The tires are gargantuan.
Biggest we’ve ever seen? Near the top, for sure. Each corner sits on Pirelli Scorpion ATR 325/55R22. Well, the rear meats on the Lamborghini Aventador LP 750-4 Superveloce are 355/25ZR21, so pretty flippin’ close. Here’s an interesting observation from our photographer: “The tires are so big and the overall length so short that it was incredibly difficult to photograph the G and not have it look fake.”
The rear bumper is lifted directly off the 6×6.
Even though the 4×4 Squared is not an AMG, the front bumper is the same one used on the G63 and G65.
The LED lights on the bar up top don’t work.

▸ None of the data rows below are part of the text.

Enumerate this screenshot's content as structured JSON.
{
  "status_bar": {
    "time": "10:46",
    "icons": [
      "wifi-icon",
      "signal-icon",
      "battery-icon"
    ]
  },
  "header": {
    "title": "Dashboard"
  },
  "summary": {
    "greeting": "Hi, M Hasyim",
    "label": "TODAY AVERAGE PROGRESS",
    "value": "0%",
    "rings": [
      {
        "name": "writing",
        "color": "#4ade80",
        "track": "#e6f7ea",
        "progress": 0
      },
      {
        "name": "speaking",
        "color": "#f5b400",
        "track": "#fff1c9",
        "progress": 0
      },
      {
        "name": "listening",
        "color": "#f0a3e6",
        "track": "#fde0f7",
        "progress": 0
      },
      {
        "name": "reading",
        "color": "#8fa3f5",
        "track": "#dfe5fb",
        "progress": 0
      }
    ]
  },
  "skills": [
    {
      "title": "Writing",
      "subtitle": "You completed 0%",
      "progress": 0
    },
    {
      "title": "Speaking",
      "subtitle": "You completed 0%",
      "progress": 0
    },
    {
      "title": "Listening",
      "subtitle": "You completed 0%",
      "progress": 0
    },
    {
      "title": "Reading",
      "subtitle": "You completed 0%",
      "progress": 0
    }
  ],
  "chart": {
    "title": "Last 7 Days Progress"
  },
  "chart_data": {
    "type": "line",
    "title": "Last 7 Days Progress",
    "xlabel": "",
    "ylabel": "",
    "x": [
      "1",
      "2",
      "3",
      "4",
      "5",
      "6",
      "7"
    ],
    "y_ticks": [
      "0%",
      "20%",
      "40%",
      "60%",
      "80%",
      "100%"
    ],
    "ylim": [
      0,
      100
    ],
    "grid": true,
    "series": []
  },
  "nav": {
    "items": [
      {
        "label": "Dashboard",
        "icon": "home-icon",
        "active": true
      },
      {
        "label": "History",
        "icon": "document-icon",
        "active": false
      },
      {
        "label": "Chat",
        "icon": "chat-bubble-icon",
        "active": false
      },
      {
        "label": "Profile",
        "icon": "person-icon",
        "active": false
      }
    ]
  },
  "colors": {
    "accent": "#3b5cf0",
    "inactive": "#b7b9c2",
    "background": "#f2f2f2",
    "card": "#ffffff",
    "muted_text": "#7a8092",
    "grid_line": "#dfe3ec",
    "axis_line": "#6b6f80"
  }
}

We spent 30 minutes looking for the switch, but it’s just not there. They appear to be the same LEDs found on the 6×6, but M-B forgot to plug them in.
The interior is unchanged.
Looks just like every other G-wagen, though I do wonder if you could order High Gloss Electric Beam cross-stitching. Actually, I don’t wonder. If you have a large enough pocketbook, Mercedes will accommodate your desires. Anyhow, seems like something of a missed opportunity not to do something whacky inside this beast.
Well, it’s the same one found in the G550. Four liters, two turbos, eight pistons, 416 horsepower, and 450 lb-ft of torque. More than adequate, but you’ve got to wonder if the big boy 5.5-liter, twin-turbo M157 V-8 wouldn’t suit the character of this beastie better?
Let’s just go with $200,000 USD. Officially, the price is €190,000, which at this moment’s exchange rate is $216,182 USD. But A) car prices are rarely if ever determined by a straight euros to dollars conversion, and B) the 4×4 Squared isn’t on sale here. Yet. But there’s a reason this yellow monster is in the country and a reason that Mercedes-Benz let us horse around with it. They’re thinking long and hard about selling it right here in America. I’d say check back in about 18 months.